The department is excited to welcome five incoming students next year: Ian Carpick, Richard Wang, and Sebahat Yağmur Kiper (PhD track) and Larry Lyu and Duygu Demiray (MA track). Their bios are attached below. Welcome, everyone!
Ian Carpick holds a BA in Linguistics from the University of British Columbia. His main interest is in the architecture of theoretical frameworks such as Optimality Theory, as well as theoretical phonology more generally, and long-distance interactions. His undergraduate thesis surveyed approaches to non-local dissimilation of nasal + obstruent clusters in the Austronesian languages Mori Bawah and Timugon Murut, and the Australian language Gurindji.

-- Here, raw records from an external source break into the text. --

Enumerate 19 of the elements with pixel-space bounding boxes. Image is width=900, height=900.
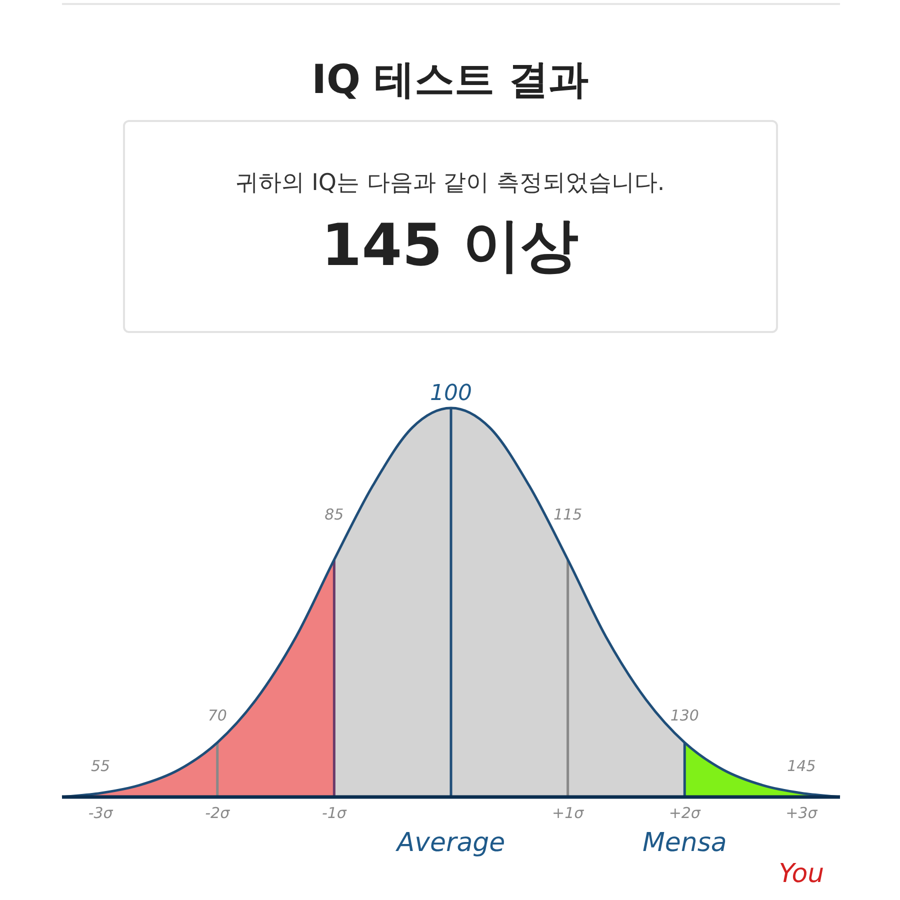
annotation: 100	[430, 381, 472, 406]
x-tick-label: -2σ	[205, 804, 230, 822]
annotation: 115	[553, 506, 582, 524]
annotation: 70	[208, 706, 227, 725]
annotation: You	[778, 859, 824, 889]
annotation: Mensa	[642, 828, 727, 858]
annotation: 85	[324, 506, 344, 524]
chart-subtitle: 귀하의 IQ는 다음과 같이 측정되었습니다.	[235, 170, 665, 196]
annotation: Average	[394, 828, 506, 858]
x-tick-label: -3σ	[88, 804, 114, 822]
annotation: 55	[91, 757, 110, 776]
x-tick-label: +3σ	[786, 804, 818, 822]
chart-title: IQ 테스트 결과	[312, 57, 588, 103]
x-tick-label: +2σ	[668, 804, 701, 822]
annotation: 130	[670, 706, 699, 725]
x-tick-label: -1σ	[322, 804, 347, 822]
x-tick-label: +1σ	[552, 804, 584, 822]
text: 145 이상	[321, 211, 579, 279]
annotation: 145	[787, 757, 816, 776]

Duygu Demiray holds a BA in Linguistics from Boğaziçi University. Their research interests cluster around psycholinguistics, computational linguistics, and theoretical linguistics. Their BA thesis, “Estimating the Effect of Uninformed Responses: Application of an MPT Model,” applied a Bayesian MPT model on sentences processing results from Turkish to explore the effects of uninformed responses on experimental results.
Yağmur Kiper received a BA in Foreign Language Education and an MA in English Language Teaching from Middle East Tech University. Her main interest is in theoretical syntax. Her MA thesis, “In the Case of Sluicing,” sought to build unified analyses of sluicing in Turkish regardless of the clause type.
Larry Lyu is completing a BA in Linguistics at the University of Massachusetts-Amherst. His interest in the interaction of phonology and phonetics with historical linguistic theory and historical data has led him to explore diachronic sound change and high vowel fricativization in such languages as his native Nantong. In his free time, he collaborates with various activist groups on the documentation and revitalization of endangered languages.
Richard Wang is currently pursuing a BA and MA in Linguistics from UCLA. His interest in phonetics has led him to explore the phonetic cues to prosodic structures across languages, and his research in phonology has used OT to investigate the prosody of rhotic lenition in Mandarin. He would like to perform fieldwork on prosody, especially in the American Indigenous languages, Austronesian languages, and understudied Chinese varieties.